In vivo imaging indicates normal retinotopic acuity in awake APP/PS1 mice. A, Experimental timeline. Cranial window and headpost installation was performed on P22–P24, followed by optical imaging 5–6 d later. B, Visual responses in nontransgenic mice to a local visual stimulus presented to the contralateral eye at ∼10° eccentricity (Values are percent change in fluorescence, % dF/F; see Materials and Methods). Dark regions indicate responses in areas V1, LM, and AL (anterolateral). A 500-μm-wide strip along the V1/LM axis was constructed, and smoothed maximum responses along this strip were used to generate spatial response profiles (see Materials and Methods). Image dimensions: 3 mm × 3 mm. C, Response profiles (left) to contralateral-eye stimulation in this mouse at three retinotopic positions (Stim1–3; right) illustrate retinotopic progression of peak response location (dashed blue vertical lines). D, Retinotopic progression of peak responses from Stim2 to Stim1 location. Top, Peak response locations for all individual mice (at ∼P28). Bottom, Average shifts in peak location from Stim2 to Stim1. Shifts did not differ significantly between nontransgenic and APP/PS1 mice (two-tailed rank sum test, p > 0.28).
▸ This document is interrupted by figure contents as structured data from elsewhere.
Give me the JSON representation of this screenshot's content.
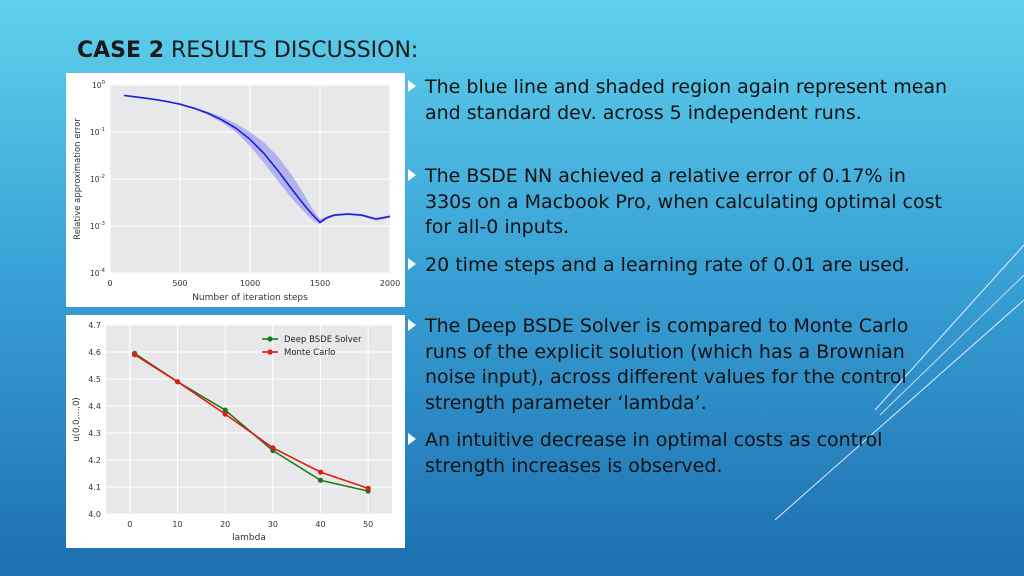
{
  "slide": {
    "title_bold": "CASE 2",
    "title_rest": " RESULTS DISCUSSION:",
    "bullets": [
      "The blue line and shaded region again represent mean and standard dev. across 5  independent runs.",
      "The BSDE NN achieved a relative error of 0.17% in 330s on a Macbook Pro, when calculating optimal cost for all-0 inputs.",
      "20 time steps and a learning rate of 0.01 are used.",
      "The Deep BSDE Solver is compared to Monte Carlo runs of the explicit solution (which has a Brownian noise input), across different values for the control strength parameter ‘lambda’.",
      "An intuitive decrease in optimal costs as control strength increases is observed."
    ]
  },
  "chart_data": [
    {
      "type": "line",
      "xlabel": "Number of iteration steps",
      "ylabel": "Relative approximation error",
      "xlim": [
        0,
        2000
      ],
      "ylim": [
        0.0001,
        1
      ],
      "yscale": "log",
      "x_ticks": [
        "0",
        "500",
        "1000",
        "1500",
        "2000"
      ],
      "y_ticks": [
        "10^-4",
        "10^-3",
        "10^-2",
        "10^-1",
        "10^0"
      ],
      "grid": true,
      "series": [
        {
          "color": "#1f1fdd",
          "x": [
            100,
            200,
            300,
            400,
            500,
            600,
            700,
            800,
            900,
            1000,
            1100,
            1200,
            1300,
            1400,
            1450,
            1500,
            1550,
            1600,
            1700,
            1800,
            1900,
            2000
          ],
          "y": [
            0.6,
            0.55,
            0.5,
            0.45,
            0.39,
            0.32,
            0.25,
            0.18,
            0.12,
            0.07,
            0.035,
            0.015,
            0.006,
            0.0025,
            0.0017,
            0.0012,
            0.0015,
            0.0017,
            0.0018,
            0.0017,
            0.0014,
            0.0016
          ],
          "y_lower": [
            0.6,
            0.55,
            0.5,
            0.45,
            0.39,
            0.31,
            0.23,
            0.16,
            0.1,
            0.05,
            0.022,
            0.009,
            0.0038,
            0.0018,
            0.0013,
            0.0011,
            0.0014,
            0.0016,
            0.0017,
            0.0016,
            0.0013,
            0.0015
          ],
          "y_upper": [
            0.6,
            0.55,
            0.5,
            0.46,
            0.4,
            0.34,
            0.27,
            0.21,
            0.15,
            0.1,
            0.06,
            0.03,
            0.012,
            0.004,
            0.0022,
            0.0014,
            0.0016,
            0.0018,
            0.0019,
            0.0018,
            0.0015,
            0.0017
          ]
        }
      ]
    },
    {
      "type": "line",
      "xlabel": "lambda",
      "ylabel": "u(0,0,...,0)",
      "xlim": [
        -5,
        55
      ],
      "ylim": [
        4.0,
        4.7
      ],
      "x_ticks": [
        "0",
        "10",
        "20",
        "30",
        "40",
        "50"
      ],
      "y_ticks": [
        "4.0",
        "4.1",
        "4.2",
        "4.3",
        "4.4",
        "4.5",
        "4.6",
        "4.7"
      ],
      "grid": true,
      "legend_position": "top-right",
      "series": [
        {
          "name": "Deep BSDE Solver",
          "color": "#1a7a1a",
          "x": [
            1,
            10,
            20,
            30,
            40,
            50
          ],
          "y": [
            4.595,
            4.49,
            4.385,
            4.235,
            4.125,
            4.085
          ]
        },
        {
          "name": "Monte Carlo",
          "color": "#e01b1b",
          "x": [
            1,
            10,
            20,
            30,
            40,
            50
          ],
          "y": [
            4.59,
            4.49,
            4.37,
            4.245,
            4.155,
            4.095
          ]
        }
      ]
    }
  ]
}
E, Top, Normalized response cross-sections (Stim1), centered at peak response. Bottom, Average estimates of full-width at half-maximum (see green arrow in C) did not differ significantly between nontransgenic and APP/PS1 mice (two-tailed rank sum test, p > 0.4).
- Figure 5.
In vivo imaging indicates that OD plasticity is decreased in APP/PS1 mice. A, Experimental timeline. Following imaging at P27–P29, MD was performed, animals experienced MD for 4 d, then the sutured eyes were reopened and mice were reimaged. B, Example of OD plasticity following 4 d of MD in a nontransgenic mouse. Left, Spatial response profiles for deprived, contralateral eye (contra; black lines) and nondeprived, ipsilateral eye (ipsi; gray lines) stimulation at three retinotopic locations, and average response (bottom) across all stimulus locations. Right, Responses from the same region of cortex, following MD. C, Summary of binocular zone responses to ipsi and contra eye stimulation across nontransgenic (black) and APP/PS1 (red) mice pre- and post-MD. The average responses 100–350 μm from the V1/LM border were used (violet rectangles in B; see Materials and Methods). D, Top, Response bias to contra eye stimuli was computed as ODI = (contra − ipsi)/(contra + ipsi) for each experimental session. Indices from the same mouse pre-MD and post-MD are connected by a line. Bottom, Average ODI across all sessions. ODI values were significantly decreased by MD in nontransgenic mice (**p < 0.01) but not in APP/PS1 mice (p = 0.27). We also noted a significant decrease in ODI before MD, in APP/PS1 mice (*p < 0.05). Error bars denote SEM.